Eine Marke ist Ihr wichtigstes immaterielles Kapital. Erst mit der Eintragung im Markenregister erlangen Sie ein ausschließliches Recht gegenüber Dritten – die Anmeldung sollte daher möglichst rasch erfolgen.

Vor der Anmeldung: Was eine Marke leisten muss

Eine Marke ist ein Zeichen, das Waren oder Dienstleistungen Ihres Unternehmens von jenen anderer unterscheidbar macht. Geschützt werden können alle Zeichen, die sich grafisch darstellen lassen – Wörter, Personennamen, Buchstaben, Zahlen oder Bildelemente –, sofern ihnen Unterscheidungskraft zukommt. Rein beschreibende Begriffe oder Gattungsbezeichnungen sind nicht eintragungsfähig.

Schritt 1: Markenrecherche

Vor jeder Anmeldung steht die Recherche. Sie deckt auf, ob bereits identische oder ähnliche Marken für vergleichbare Waren oder Dienstleistungen registriert sind – auf nationaler, europäischer und internationaler Ebene. Werden Kollisionen erst nach der Eintragung sichtbar, drohen Widerspruchsverfahren, Löschungsanträge oder Schadenersatzforderungen.

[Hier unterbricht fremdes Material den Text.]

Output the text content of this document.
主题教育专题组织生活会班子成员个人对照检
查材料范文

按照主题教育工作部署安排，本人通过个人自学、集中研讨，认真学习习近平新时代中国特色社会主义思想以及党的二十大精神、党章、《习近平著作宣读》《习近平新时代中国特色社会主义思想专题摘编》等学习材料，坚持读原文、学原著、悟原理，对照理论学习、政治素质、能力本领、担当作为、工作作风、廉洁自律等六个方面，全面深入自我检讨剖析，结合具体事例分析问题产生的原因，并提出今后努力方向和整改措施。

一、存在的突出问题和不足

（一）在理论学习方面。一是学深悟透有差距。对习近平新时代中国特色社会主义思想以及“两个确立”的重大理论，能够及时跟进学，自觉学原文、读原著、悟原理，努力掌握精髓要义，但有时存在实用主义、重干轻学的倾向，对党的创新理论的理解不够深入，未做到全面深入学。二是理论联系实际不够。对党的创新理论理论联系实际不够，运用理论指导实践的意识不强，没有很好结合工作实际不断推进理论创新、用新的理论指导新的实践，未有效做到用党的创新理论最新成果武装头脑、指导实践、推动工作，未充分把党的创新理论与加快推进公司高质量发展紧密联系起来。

Schritt 2: Waren- und Dienstleistungsklassen festlegen

Die Eintragung erfolgt für konkrete Waren- und Dienstleistungsklassen nach der internationalen Nizza-Klassifikation (insgesamt 45 Klassen). Die Auswahl bestimmt:

  • den sachlichen Schutzumfang Ihrer Marke
  • die Behördengebühren (Grundgebühr deckt eine bestimmte Klassenanzahl ab, jede weitere Klasse ist zuzahlungspflichtig)
  • das Kollisionsrisiko mit Marken anderer Unternehmen

Die Klassenwahl sollte vorausschauend erfolgen – nachträgliche Erweiterungen erfordern eine neue Anmeldung.

Schritt 3: Anmeldung einreichen

Für österreichische Marken ist das Österreichische Patentamt zuständig. Die Anmeldung umfasst die Markendarstellung (Wort, Wort-Bild oder Bild), das Verzeichnis der Waren und Dienstleistungen, die Anmelderdaten und die Gebührenzahlung. Wir reichen die Anmeldung für Sie ein und klären auch Beanstandungen während des Verfahrens.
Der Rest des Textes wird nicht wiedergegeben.